Venus Express and Terrestrial Planet Climatology

After a delay of more than a decade, the exploration of Venus has resumed through the European Venus Express mission, now in orbit around the planet. The mission payload, its implementation in an elliptical polar orbit, and the science operations planned, all focus on outstanding problems associated with the atmosphere and climate of Venus. Many of these problems, such as understanding the extreme surface warming produced by the carbon dioxide-driven greenhouse effect, and the role of sulfate aerosols in the atmosphere, have resonances with climate-change issues on the Earth and Mars. As data on all three terrestrial planets accumulates, and models of the energy balance and general circulation of their atmospheres improve, it becomes increasingly possible to define and elucidate their behavior in a common, comparative framework. Venus Express seeks to contribute to progress in this area.

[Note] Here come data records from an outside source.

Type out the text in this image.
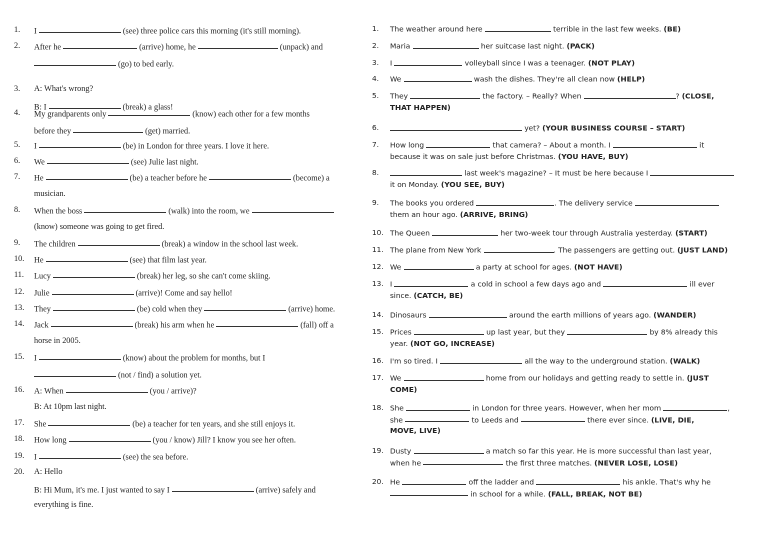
1.	I	(see) three police cars this morning (it's still morning).
2.	After he	(arrive) home, he	(unpack) and
(go) to bed early.
3.	A: What's wrong?
B: I	(break) a glass!
4.	My grandparents only	(know) each other for a few months
before they	(get) married.
5.	I	(be) in London for three years. I love it here.
6.	We	(see) Julie last night.
7.	He	(be) a teacher before he	(become) a
musician.
8.	When the boss	(walk) into the room, we
(know) someone was going to get fired.
9.	The children	(break) a window in the school last week.
10.	He	(see) that film last year.
11.	Lucy	(break) her leg, so she can't come skiing.
12.	Julie	(arrive)! Come and say hello!
13.	They	(be) cold when they	(arrive) home.
14.	Jack	(break) his arm when he	(fall) off a
horse in 2005.
15.	I	(know) about the problem for months, but I
(not / find) a solution yet.
16.	A: When	(you / arrive)?
B: At 10pm last night.
17.	She	(be) a teacher for ten years, and she still enjoys it.
18.	How long	(you / know) Jill? I know you see her often.
19.	I	(see) the sea before.
20.	A: Hello
B: Hi Mum, it's me. I just wanted to say I	(arrive) safely and
everything is fine.
1.	The weather around here	terrible in the last few weeks. (BE)
2.	Maria	her suitcase last night. (PACK)
3.	I	volleyball since I was a teenager. (NOT PLAY)
4.	We	wash the dishes. They're all clean now (HELP)
5.	They	the factory. – Really? When	? (CLOSE,
THAT HAPPEN)
6.	yet? (YOUR BUSINESS COURSE – START)
7.	How long	that camera? – About a month. I	it
because it was on sale just before Christmas. (YOU HAVE, BUY)
8.	last week's magazine? – It must be here because I
it on Monday. (YOU SEE, BUY)
9.	The books you ordered	. The delivery service
them an hour ago. (ARRIVE, BRING)
10. The Queen	her two-week tour through Australia yesterday. (START)
11. The plane from New York	. The passengers are getting out. (JUST LAND)
12. We	a party at school for ages. (NOT HAVE)
13. I	a cold in school a few days ago and	ill ever
since. (CATCH, BE)
14. Dinosaurs	around the earth millions of years ago. (WANDER)
15. Prices	up last year, but they	by 8% already this
year. (NOT GO, INCREASE)
16. I'm so tired. I	all the way to the underground station. (WALK)
17. We	home from our holidays and getting ready to settle in. (JUST
COME)
18. She	in London for three years. However, when her mom	,
she	to Leeds and	there ever since. (LIVE, DIE,
MOVE, LIVE)
19. Dusty	a match so far this year. He is more successful than last year,
when he	the first three matches. (NEVER LOSE, LOSE)
20. He	off the ladder and	his ankle. That's why he
in school for a while. (FALL, BREAK, NOT BE)
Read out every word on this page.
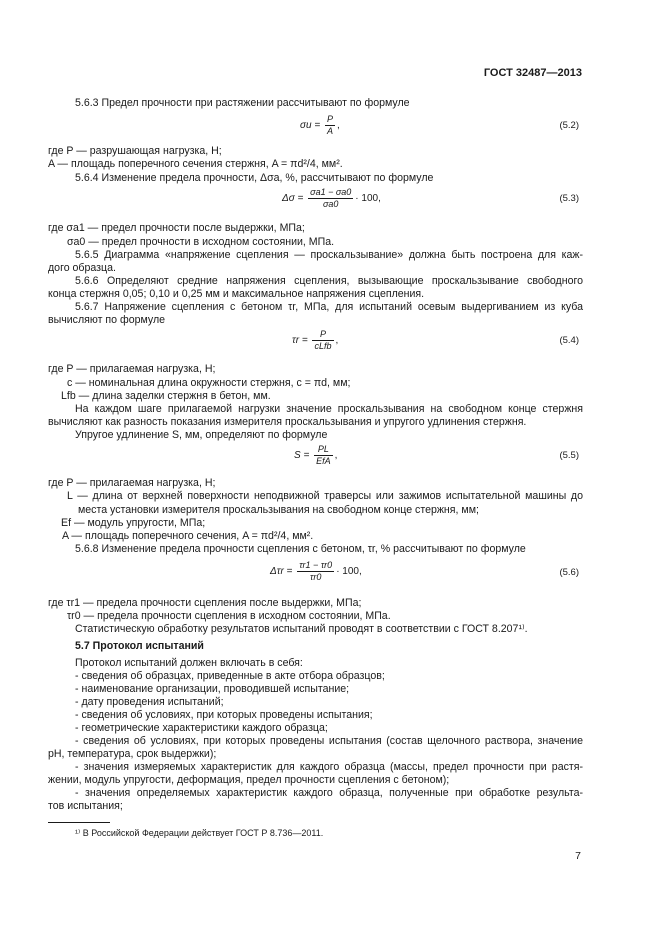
ГОСТ 32487—2013
5.6.3 Предел прочности при растяжении рассчитывают по формуле
$\sigma u = \frac{P}{A}$ ,	(5.2)
где P — разрушающая нагрузка, Н;
A — площадь поперечного сечения стержня, A = πd²/4, мм².
5.6.4 Изменение предела прочности, Δσa, %, рассчитывают по формуле
$\Delta\sigma = \frac{\sigma a1 - \sigma a0}{\sigma a0} \cdot 100$,	(5.3)
где σa1 — предел прочности после выдержки, МПа;
σa0 — предел прочности в исходном состоянии, МПа.
5.6.5 Диаграмма «напряжение сцепления — проскальзывание» должна быть построена для каж-
дого образца.
5.6.6 Определяют средние напряжения сцепления, вызывающие проскальзывание свободного
конца стержня 0,05; 0,10 и 0,25 мм и максимальное напряжения сцепления.
5.6.7 Напряжение сцепления с бетоном τr, МПа, для испытаний осевым выдергиванием из куба
вычисляют по формуле
$\tau r = \frac{P}{\text{cLfb}}$ ,	(5.4)
где P — прилагаемая нагрузка, Н;
c — номинальная длина окружности стержня, c = πd, мм;
Lfb — длина заделки стержня в бетон, мм.
На каждом шаге прилагаемой нагрузки значение проскальзывания на свободном конце стержня
вычисляют как разность показания измерителя проскальзывания и упругого удлинения стержня.
Упругое удлинение S, мм, определяют по формуле
$S = \frac{PL}{\text{EfA}}$ ,	(5.5)
где P — прилагаемая нагрузка, Н;
L — длина от верхней поверхности неподвижной траверсы или зажимов испытательной машины до
места установки измерителя проскальзывания на свободном конце стержня, мм;
Ef — модуль упругости, МПа;
A — площадь поперечного сечения, A = πd²/4, мм².
5.6.8 Изменение предела прочности сцепления с бетоном, τr, % рассчитывают по формуле
$\Delta\tau r = \frac{\tau r1 - \tau r0}{\tau r0} \cdot 100$,	(5.6)
где τr1 — предела прочности сцепления после выдержки, МПа;
τr0 — предела прочности сцепления в исходном состоянии, МПа.
Статистическую обработку результатов испытаний проводят в соответствии с ГОСТ 8.207¹⁾.
5.7 Протокол испытаний
Протокол испытаний должен включать в себя:
- сведения об образцах, приведенные в акте отбора образцов;
- наименование организации, проводившей испытание;
- дату проведения испытаний;
- сведения об условиях, при которых проведены испытания;
- геометрические характеристики каждого образца;
- сведения об условиях, при которых проведены испытания (состав щелочного раствора, значение
pH, температура, срок выдержки);
- значения измеряемых характеристик для каждого образца (массы, предел прочности при растя-
жении, модуль упругости, деформация, предел прочности сцепления с бетоном);
- значения определяемых характеристик каждого образца, полученные при обработке результа-
тов испытания;
¹⁾ В Российской Федерации действует ГОСТ Р 8.736—2011.
7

Venus Express Monitoring Camera Science Operations

The Venus Express mission was launched in late 2005 after a very short development time. The spacecraft was successfully ingested in Venus orbit in April 2006 and operations started shortly after. The Science Operations are coordinated by the Venus Express Science Operations Centre (VSOC) located in Madrid, Spain. However most of the work is done across Europe, in the Principal Investigator (PI) institutes. In the case of the Venus Express Monitoring Camera (VMC), it is done from Lindau in Germany, with some support provided by ESA. The planning is divided in three main cycles, namely long, medium and short term planning. In the long term planning cycle, the high level requirements are derived, and the science objectives defined. This provides a skeleton to the medium term planning cycle where most of the activities take place. Finally, very close to the actual operations there is the short term planning cycle, where only small changes can take place, mainly in refining details such as exposure times. In VMC, from the beginning of 2007, a new system is being used, based in past knowledge acquired from previous ESA missions, and in particular SMART-1. Within this system in the Medium term plan, science events are derived from the Long term plan science requirements, thus providing windows of opportunity for the science to be conducted. These windows are defined by optimum observation conditions, where the parameters are the observation geometries, available resources such as data or power, and environment constraints such as the sun position. Not being a completely new approach on ESA missions, the attempt here is to re-use a system, with a completely different set of requirements, and show that with few adjustments such system can provide extremely good results. This approach also has the bonus of years of live test and debugging. On top of the re-use of the concept, tools are also re-utilized to a great extent. In this case benefiting from a similar approach on the software development of the ESA planetary missions where software is reused across missions. In this paper we will show how it is possible, following the approach described, to reduce the amount of workload, and consequently the costs of operations, while keeping the same level of achievement, or even better, as more time is available to dedicate to analyze the science data.